Carrez-Corral Clara, Peyrin Carole, Rossel Pauline, Kauffmann Louise
Université Grenoble Alpes, Université Savoie Mont Blanc, CNRS, LPNC, 38000, Grenoble, France.
Atten Percept Psychophys. 2025 Aug 21. doi: 10.3758/s13414-025-03150-2.
Learned regularities about contextual associations between objects and scenes allow us to form predictions about the likely features of the environment, facilitating perception of noisy visual inputs. Studies have shown that blurred objects that can be predicted based on their scene context appear subjectively sharper than the same objects that cannot. Experiment 1 addressed whether this effect could be modulated by the robustness of context-based predictions. Participants performed a blur-matching task between two images, each depicting a blurred object in context. They had to adjust the blur level of the right object to match that of the left object (Target). Robustness of context-based predictions was manipulated via phase-coherence alteration in scene contexts. Results showed that robustly predicted objects were subjectively perceived as sharper than less predictable objects when the Target object was noisy. Experiment 2 addressed whether object-based predictions also sharpen the perception of scene contexts. Participants performed a blur-matching task between two scenes and had to adjust the blur level of the right scene context to match that of the left one (Target). One scene contained an intact object (predictable context), while the other had a phase-scrambled object (unpredictable context). Results showed that at objectively equal blur levels participants perceived predictable scenes as sharper than unpredictable ones, again only when the Target scene was noisy. These results suggest that perceptual sharpening mainly occurs when the visual signal is noisy and predictions are robust enough to disambiguate it, and reveal reciprocal influences between context- and object-based predictions in shaping visual perception.

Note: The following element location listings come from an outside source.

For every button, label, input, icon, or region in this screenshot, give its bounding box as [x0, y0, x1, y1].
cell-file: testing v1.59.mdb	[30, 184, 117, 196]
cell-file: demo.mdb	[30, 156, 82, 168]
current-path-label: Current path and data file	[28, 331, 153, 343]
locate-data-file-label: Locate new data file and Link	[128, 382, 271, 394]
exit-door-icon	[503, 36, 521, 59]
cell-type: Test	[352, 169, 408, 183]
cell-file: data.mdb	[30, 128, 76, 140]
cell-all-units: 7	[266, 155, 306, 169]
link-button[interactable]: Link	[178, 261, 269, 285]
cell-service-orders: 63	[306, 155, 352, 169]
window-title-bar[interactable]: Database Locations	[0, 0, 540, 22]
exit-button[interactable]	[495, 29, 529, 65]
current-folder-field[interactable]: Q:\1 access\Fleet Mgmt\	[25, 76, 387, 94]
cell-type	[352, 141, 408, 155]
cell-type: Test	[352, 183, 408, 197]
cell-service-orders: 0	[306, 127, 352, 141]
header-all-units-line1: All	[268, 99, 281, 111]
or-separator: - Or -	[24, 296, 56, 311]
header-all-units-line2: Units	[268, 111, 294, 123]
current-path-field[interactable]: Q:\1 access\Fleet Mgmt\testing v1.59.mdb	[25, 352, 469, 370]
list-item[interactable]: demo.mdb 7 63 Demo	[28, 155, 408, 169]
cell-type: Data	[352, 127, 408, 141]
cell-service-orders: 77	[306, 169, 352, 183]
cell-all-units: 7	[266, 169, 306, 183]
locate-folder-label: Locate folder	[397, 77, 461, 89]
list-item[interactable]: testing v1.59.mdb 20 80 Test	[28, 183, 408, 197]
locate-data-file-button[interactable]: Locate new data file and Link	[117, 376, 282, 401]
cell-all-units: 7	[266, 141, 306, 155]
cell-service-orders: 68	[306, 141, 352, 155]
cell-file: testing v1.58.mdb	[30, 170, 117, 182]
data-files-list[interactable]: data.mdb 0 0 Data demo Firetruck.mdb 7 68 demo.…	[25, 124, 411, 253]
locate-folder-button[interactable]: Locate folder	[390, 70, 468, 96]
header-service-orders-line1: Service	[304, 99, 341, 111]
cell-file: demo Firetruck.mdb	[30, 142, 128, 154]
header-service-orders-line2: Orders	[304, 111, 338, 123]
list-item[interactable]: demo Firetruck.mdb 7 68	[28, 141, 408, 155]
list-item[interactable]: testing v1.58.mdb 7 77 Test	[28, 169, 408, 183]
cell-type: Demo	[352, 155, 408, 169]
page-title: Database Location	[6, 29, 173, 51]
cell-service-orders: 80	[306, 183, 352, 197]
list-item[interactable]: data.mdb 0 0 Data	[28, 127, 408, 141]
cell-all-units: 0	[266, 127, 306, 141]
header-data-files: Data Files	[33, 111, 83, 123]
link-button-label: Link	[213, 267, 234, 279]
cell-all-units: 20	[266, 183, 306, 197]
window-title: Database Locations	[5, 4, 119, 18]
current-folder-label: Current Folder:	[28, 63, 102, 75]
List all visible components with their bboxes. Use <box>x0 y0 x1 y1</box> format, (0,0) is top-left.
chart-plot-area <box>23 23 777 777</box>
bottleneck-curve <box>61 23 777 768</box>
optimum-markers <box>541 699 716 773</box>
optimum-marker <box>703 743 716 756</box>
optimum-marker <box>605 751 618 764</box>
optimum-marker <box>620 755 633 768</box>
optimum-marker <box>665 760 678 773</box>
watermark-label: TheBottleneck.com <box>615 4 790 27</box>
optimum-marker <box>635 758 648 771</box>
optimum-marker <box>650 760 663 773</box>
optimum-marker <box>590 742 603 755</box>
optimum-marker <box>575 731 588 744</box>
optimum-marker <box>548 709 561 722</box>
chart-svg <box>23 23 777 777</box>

关于物体与场景之间上下文关联的习得规律使我们能够对环境的可能特征形成预测,从而促进对嘈杂视觉输入的感知。研究表明,基于场景上下文可预测的模糊物体在主观上比无法预测的相同物体看起来更清晰。实验1探讨了这种效应是否会受到基于上下文预测的稳健性的调节。参与者在两张图像之间执行模糊匹配任务,每张图像都描绘了一个处于上下文中的模糊物体。他们必须调整右侧物体的模糊程度以使其与左侧物体(目标)的模糊程度相匹配。通过改变场景上下文中的相位相干性来操纵基于上下文预测的稳健性。结果表明,当目标物体有噪声时,稳健预测的物体在主观上比可预测性较低的物体被感知为更清晰。实验2探讨了基于物体的预测是否也会增强对场景上下文的感知。参与者在两个场景之间执行模糊匹配任务,并且必须调整右侧场景上下文的模糊程度以使其与左侧场景(目标)的模糊程度相匹配。一个场景包含一个完整的物体(可预测的上下文),而另一个场景有一个相位打乱的物体(不可预测的上下文)。结果表明,在客观上模糊程度相等的情况下,参与者仅在目标场景有噪声时,会将可预测的场景感知为比不可预测的场景更清晰。这些结果表明,感知锐化主要发生在视觉信号有噪声且预测足够稳健以消除其歧义时,并揭示了基于上下文和基于物体的预测在塑造视觉感知方面的相互影响。